While there were still plenty of sessions with names like “Seven Steps to Creating Bulletproof Documentation”, there was a subtle but palpable shift toward content that was a little different – and a touch more innovative – than previous years. One big change was that SHRM started talking seriously about the benefits of social media as well as the risks this year. They also stepped out to embrace previously overlooked areas such as solo HR in small companies.
One of my favorite sessions was called “Effective Public Speaking Strategies”, and it was led by a communications professor – not a consultant or even an HR pro. The message was profoundly important for HR pros, but not limited to them in any way. SHRM needs to do more sessions like this. (Marketing? Marketing? Marketing? Please?)
Also new was The Smart Stage, where twenty minute programs on a variety of topics allowed for broad overviews coupled with intimate interaction with attendees.

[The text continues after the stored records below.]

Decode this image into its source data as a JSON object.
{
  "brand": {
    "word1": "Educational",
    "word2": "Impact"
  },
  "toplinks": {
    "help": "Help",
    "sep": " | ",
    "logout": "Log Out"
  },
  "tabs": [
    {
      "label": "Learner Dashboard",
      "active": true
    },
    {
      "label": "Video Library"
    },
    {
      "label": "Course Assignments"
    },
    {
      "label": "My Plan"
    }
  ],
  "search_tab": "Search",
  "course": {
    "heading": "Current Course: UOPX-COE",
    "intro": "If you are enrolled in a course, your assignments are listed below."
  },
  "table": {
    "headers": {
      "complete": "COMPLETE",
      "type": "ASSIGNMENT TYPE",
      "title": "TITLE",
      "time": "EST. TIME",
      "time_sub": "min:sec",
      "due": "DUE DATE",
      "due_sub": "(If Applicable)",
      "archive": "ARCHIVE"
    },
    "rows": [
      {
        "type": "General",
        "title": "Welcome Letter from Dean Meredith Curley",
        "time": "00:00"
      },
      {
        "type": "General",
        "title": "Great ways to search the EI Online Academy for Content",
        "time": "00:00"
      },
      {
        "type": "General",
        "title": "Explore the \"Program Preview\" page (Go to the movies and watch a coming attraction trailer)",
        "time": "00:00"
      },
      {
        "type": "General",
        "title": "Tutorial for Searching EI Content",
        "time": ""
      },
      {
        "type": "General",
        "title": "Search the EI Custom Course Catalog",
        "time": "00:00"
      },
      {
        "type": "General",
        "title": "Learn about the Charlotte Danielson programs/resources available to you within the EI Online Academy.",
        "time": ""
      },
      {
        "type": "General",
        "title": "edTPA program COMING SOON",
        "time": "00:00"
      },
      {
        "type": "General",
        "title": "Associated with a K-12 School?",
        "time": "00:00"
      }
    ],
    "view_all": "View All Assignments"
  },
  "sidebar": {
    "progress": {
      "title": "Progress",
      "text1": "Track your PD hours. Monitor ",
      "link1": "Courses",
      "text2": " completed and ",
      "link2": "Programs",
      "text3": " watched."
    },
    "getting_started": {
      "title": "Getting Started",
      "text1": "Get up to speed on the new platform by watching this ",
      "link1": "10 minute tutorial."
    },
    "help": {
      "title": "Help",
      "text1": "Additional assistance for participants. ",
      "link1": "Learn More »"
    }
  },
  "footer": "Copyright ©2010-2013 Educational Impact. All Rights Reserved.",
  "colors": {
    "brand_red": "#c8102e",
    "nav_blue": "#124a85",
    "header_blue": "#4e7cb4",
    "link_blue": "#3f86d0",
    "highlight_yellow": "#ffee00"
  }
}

Some of the social team spoke on this stage, and they reported excellent attendance and feedback from the attendees.
By the time SHRM 14 ended on Wednesday, I was pretty sure I didn’t want to hear this word ever again. It even pains me to write about it, because SHRM talked about their new certification model constantly. Hank Jackson, Betty Francis, and every SHRM staffer who took a stage somewhere mentioned it. But the biggest reason that this was a fail in my book is because all of those people said nothing of substance or importance. It was like the drip, drip, drip of a Chinese water torture.

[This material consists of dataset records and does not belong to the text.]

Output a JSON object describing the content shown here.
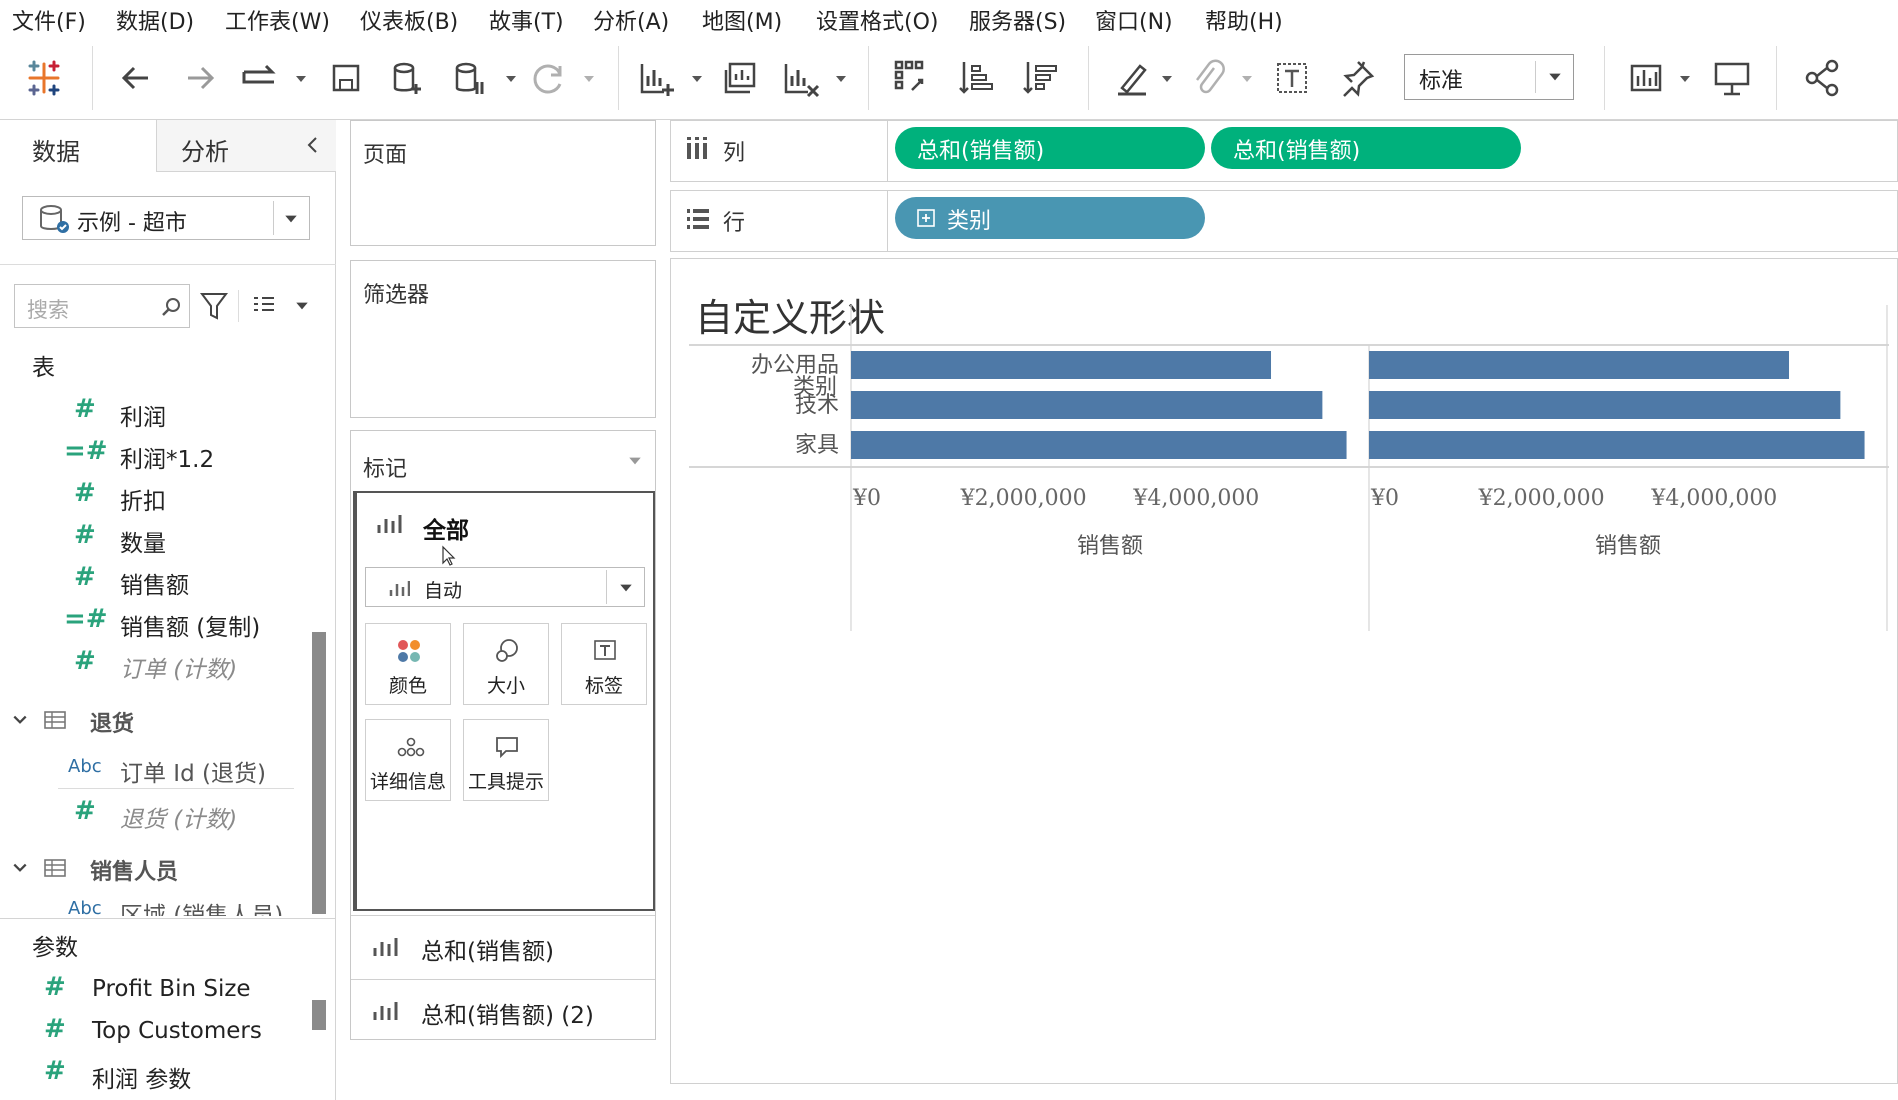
{
  "menu": [
    "文件(F)",
    "数据(D)",
    "工作表(W)",
    "仪表板(B)",
    "故事(T)",
    "分析(A)",
    "地图(M)",
    "设置格式(O)",
    "服务器(S)",
    "窗口(N)",
    "帮助(H)"
  ],
  "toolbar": {
    "fit_select": "标准"
  },
  "left": {
    "tab_data": "数据",
    "tab_analysis": "分析",
    "datasource": "示例 - 超市",
    "search_placeholder": "搜索",
    "tables_header": "表",
    "fields": [
      {
        "type": "measure",
        "name": "利润",
        "italic": false
      },
      {
        "type": "calc",
        "name": "利润*1.2",
        "italic": false
      },
      {
        "type": "measure",
        "name": "折扣",
        "italic": false
      },
      {
        "type": "measure",
        "name": "数量",
        "italic": false
      },
      {
        "type": "measure",
        "name": "销售额",
        "italic": false
      },
      {
        "type": "calc",
        "name": "销售额 (复制)",
        "italic": false
      },
      {
        "type": "measure",
        "name": "订单 (计数)",
        "italic": true
      }
    ],
    "table_returns": "退货",
    "returns_fields": [
      {
        "type": "dim",
        "name": "订单 Id (退货)",
        "italic": false
      },
      {
        "type": "measure",
        "name": "退货 (计数)",
        "italic": true
      }
    ],
    "table_sales": "销售人员",
    "sales_fields": [
      {
        "type": "dim",
        "name": "区域 (销售人员)",
        "italic": false
      }
    ],
    "params_header": "参数",
    "params": [
      "Profit Bin Size",
      "Top Customers",
      "利润 参数"
    ]
  },
  "cards": {
    "pages": "页面",
    "filters": "筛选器",
    "marks": "标记",
    "marks_all": "全部",
    "marks_type": "自动",
    "buttons": [
      "颜色",
      "大小",
      "标签",
      "详细信息",
      "工具提示"
    ],
    "measures": [
      "总和(销售额)",
      "总和(销售额) (2)"
    ]
  },
  "shelves": {
    "columns_label": "列",
    "rows_label": "行",
    "column_pills": [
      "总和(销售额)",
      "总和(销售额)"
    ],
    "row_pills": [
      "类别"
    ]
  },
  "viz": {
    "title": "自定义形状",
    "header": "类别",
    "ticks": [
      "¥0",
      "¥2,000,000",
      "¥4,000,000"
    ],
    "axis_label": "销售额",
    "bar_color": "#4e79a7"
  },
  "chart_data": {
    "type": "bar",
    "orientation": "horizontal",
    "title": "自定义形状",
    "categories": [
      "办公用品",
      "技术",
      "家具"
    ],
    "series": [
      {
        "name": "总和(销售额)",
        "values": [
          4865000,
          5460000,
          5740000
        ]
      },
      {
        "name": "总和(销售额)",
        "values": [
          4865000,
          5460000,
          5740000
        ]
      }
    ],
    "xlabel": "销售额",
    "ylabel": "类别",
    "xlim": [
      0,
      6000000
    ],
    "grid": false
  }
}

Along with that mindless cheerleading, SHRM made a another tactical blunder by trying to wipe out every trace of HRCI and the SPHR/PHR/GPHR in the Orange County Convention Center. They said they were supporting traditional certification through the end of the year, but treating HRCI as if they didn’t exist is not supportive in my book. I was ready to forgive SHRM for the shoddy way they handled the initial announcement, but they didn’t own their mistakes or try to fix them. I needed that, because it is about so much more than my personal interest in my SPHR – it’s about how much support I want to give this organization in the future.
SALES EXHIBIT FLOOR
Disclaimer: I am not an expo fan under the best of circumstances.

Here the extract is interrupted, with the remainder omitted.